Musical Arrangement, certain values thereof

I just bought an album (Failure - In The Future Your Body Will Be The Furthest Thing From Your Mind) and realized for the first time ever that I had to add it to two playlists.

I have a delightfully anachronistic relationship with iTunes: I still use it in this, The Year Of Our Lord Two Thousand and Twenty. Not only do I still use it for listening to music, I still use it for syncing things (namely: music) to my phone. That makes more sense now that I'm on an iOS device, but the other big 'benefit' to it was that Google Play Music's Windows app would sync playlists to Play Music, and then also the software does a pretty good job keeping my folders organized and labeled correctly.

All of which is to say that I have a playlist scheme

My primary playlist is another anachronism, called simply 'iPod.' This has always been the playlist I use to sync tracks to my portable music thing, both back when I was using an iPod Mini and its subsequent replacement Nano, when I had an iPod Touch from work, and my more modern work iPad and personal iPhone. Basically, this is a more convenient way to deal with not syncing things than unchecking them form my library.
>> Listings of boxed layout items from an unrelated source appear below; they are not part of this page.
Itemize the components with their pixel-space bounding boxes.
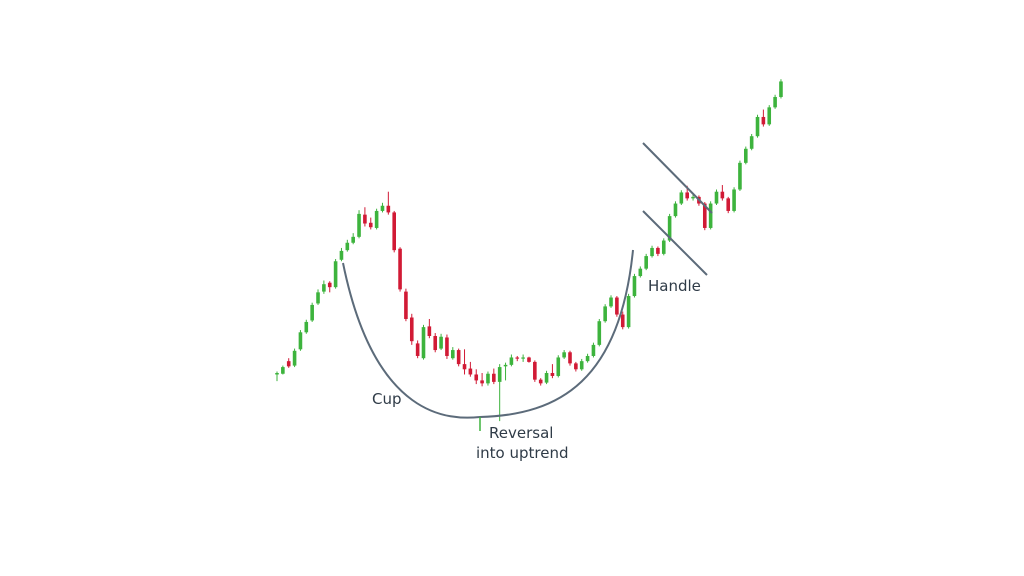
cup-label: Cup <box>372 390 402 408</box>
candle-body-up <box>333 261 338 288</box>
candle-body-up <box>679 192 684 204</box>
candle-body-up <box>626 296 631 328</box>
candle-body-down <box>427 326 432 336</box>
candle-body-up <box>579 361 584 370</box>
candle-body-down <box>538 379 543 384</box>
candle-body-down <box>615 297 619 315</box>
uptrend-label: into uptrend <box>476 444 569 462</box>
candle-body-up <box>421 327 426 359</box>
candle-body-up <box>708 203 713 228</box>
handle-lower-trendline <box>642 210 708 276</box>
candle-body-up <box>755 116 760 137</box>
candle-body-up <box>738 162 742 190</box>
candle-body-down <box>492 373 496 382</box>
candle-body-down <box>386 205 391 213</box>
candle-body-up <box>281 367 285 374</box>
candle-body-up <box>661 240 666 254</box>
candle-body-down <box>720 191 725 199</box>
candle-body-up <box>691 196 695 199</box>
candle-body-up <box>509 357 514 365</box>
candle-body-up <box>632 276 637 297</box>
handle-upper-trendline <box>642 142 713 214</box>
candle-body-up <box>585 355 590 362</box>
candle-body-down <box>468 368 473 375</box>
candle-body-up <box>486 373 490 384</box>
candle-body-up <box>351 236 355 243</box>
candle-body-down <box>286 361 291 367</box>
candle-body-up <box>380 205 385 211</box>
candle-body-down <box>363 214 367 224</box>
candle-body-up <box>310 304 314 321</box>
candle-body-down <box>656 247 660 254</box>
candle-body-up <box>556 357 561 376</box>
candle-body-down <box>574 363 578 370</box>
candle-body-down <box>515 357 520 359</box>
reversal-label: Reversal <box>489 424 553 442</box>
candle-body-up <box>503 364 508 367</box>
candle-body-up <box>597 321 602 345</box>
candle-body-up <box>638 268 643 277</box>
candle-body-up <box>591 344 596 356</box>
candle-body-down <box>480 380 484 384</box>
candle-body-down <box>398 248 402 290</box>
candle-body-up <box>275 373 279 375</box>
candle-body-up <box>544 373 549 383</box>
candles-group <box>275 79 783 422</box>
candle-body-down <box>433 336 438 351</box>
candle-body-up <box>345 242 350 251</box>
handle-label: Handle <box>648 277 701 295</box>
candle-body-down <box>761 116 766 125</box>
candle-body-up <box>644 256 648 269</box>
candle-body-down <box>445 337 449 356</box>
candle-body-up <box>603 306 607 322</box>
candle-body-up <box>650 247 654 257</box>
candle-body-down <box>462 364 467 370</box>
candle-body-up <box>609 297 613 307</box>
candle-body-down <box>327 282 332 288</box>
candle-body-down <box>620 314 625 328</box>
candle-body-down <box>726 198 731 211</box>
candle-body-up <box>374 210 379 228</box>
candle-body-down <box>550 373 555 376</box>
candle-body-up <box>744 148 748 163</box>
candle-body-down <box>685 192 689 199</box>
candle-body-up <box>521 357 525 359</box>
candle-body-down <box>474 374 479 381</box>
candle-body-up <box>667 216 672 241</box>
candle-body-down <box>409 317 414 342</box>
candle-body-up <box>497 367 502 382</box>
candle-body-up <box>749 136 754 149</box>
candle-body-up <box>767 107 772 125</box>
candle-body-up <box>357 213 361 237</box>
candle-body-up <box>562 352 566 358</box>
candle-body-up <box>673 203 678 217</box>
candle-body-down <box>702 203 707 228</box>
candle-body-down <box>456 350 461 365</box>
candle-body-up <box>298 332 303 350</box>
candle-body-up <box>322 284 326 292</box>
candle-body-down <box>368 222 373 228</box>
candle-body-up <box>779 81 783 97</box>
candle-body-up <box>714 191 719 204</box>
candle-body-down <box>527 357 531 362</box>
candle-body-down <box>404 291 408 319</box>
candle-body-up <box>439 336 443 349</box>
candle-body-down <box>568 352 572 364</box>
candle-body-up <box>304 321 309 333</box>
candle-body-up <box>339 250 344 260</box>
candle-body-up <box>773 96 777 108</box>
candle-body-down <box>533 361 537 380</box>
candle-body-up <box>292 350 297 366</box>
candle-body-up <box>732 189 736 211</box>
candle-body-up <box>316 292 320 304</box>
candle-body-down <box>415 343 420 356</box>
candle-body-up <box>451 350 455 359</box>
candle-body-down <box>392 212 396 251</box>
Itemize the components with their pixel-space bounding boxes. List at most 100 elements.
I don't need Short Music for Short People ruining my music app's view, but I do want it to come up on random.

The other playlists started life more recently, I think about 2011 or maybe 2012. They are: 1 - High School, 2 - College, 3 - Adult Life, and 4 - The Cancer Years. I only created 4 about six weeks ago, because I 'forgot' I had had a new life-changing event, and I believe I use life-changing events to categorize my music strata and determine where terranes begin and end. This isn't as simple as year of release; I didn't 'discover' grunge until late 2018, so I can't place it in 1 without being dishonest. To an extent, I also won't count something I listened to on and off in a previous era unless I actually owned the albums. The ex that was super into CAKE when I was still in college did not mean that I got to put their first three albums in 2 - they went into 4, because that's when I bought and incorporated them into my consciousness.

Anyway, I think it's worth documenting somewhere that the signifiers - to use my language from earlier, the faults - that separate my listening are graduating from high school and starting college; graduating from college; and beginning diagnosis and treatment for cancer. To use a slightly different metric, the first CD I remember buying was Oasis' What's The Story, which I would have bought in 1995. Some of the earliest music I had at all were Green Day's first works, the collected 1,039/Smoothed Out Slappy Hours and Kerplunk, though I'm pretty sure I had a copy of Dookie before Insomniac came out. I started collecting music in 1994, basically. I graduated from high school six years later. Owing to my garbage performance as an academic, I finished college six years later. Owing to random chance, I was asked to go get my neck ultrasound six years later. I'm actually, by the logic of my musical proclivities, two years overdue for a life-changing event. I'm pretty sure nothing meaningful in-the-long-run happened in 2018, but who knows. I'm decidedly still operating within The Cancer Years, so it's not like I have a convenient name to assign to the new stretch. I stopped performing music in 2019, but that would have been seven years anyway... it's not terribly important if there's no answer to this, I just thought it was interesting that there's probably a perceptible shift in my listening tastes for each set of experiences. If I use the right music tool, I can even time travel to whatever the most relevant group of music is. Pour one out for my college years.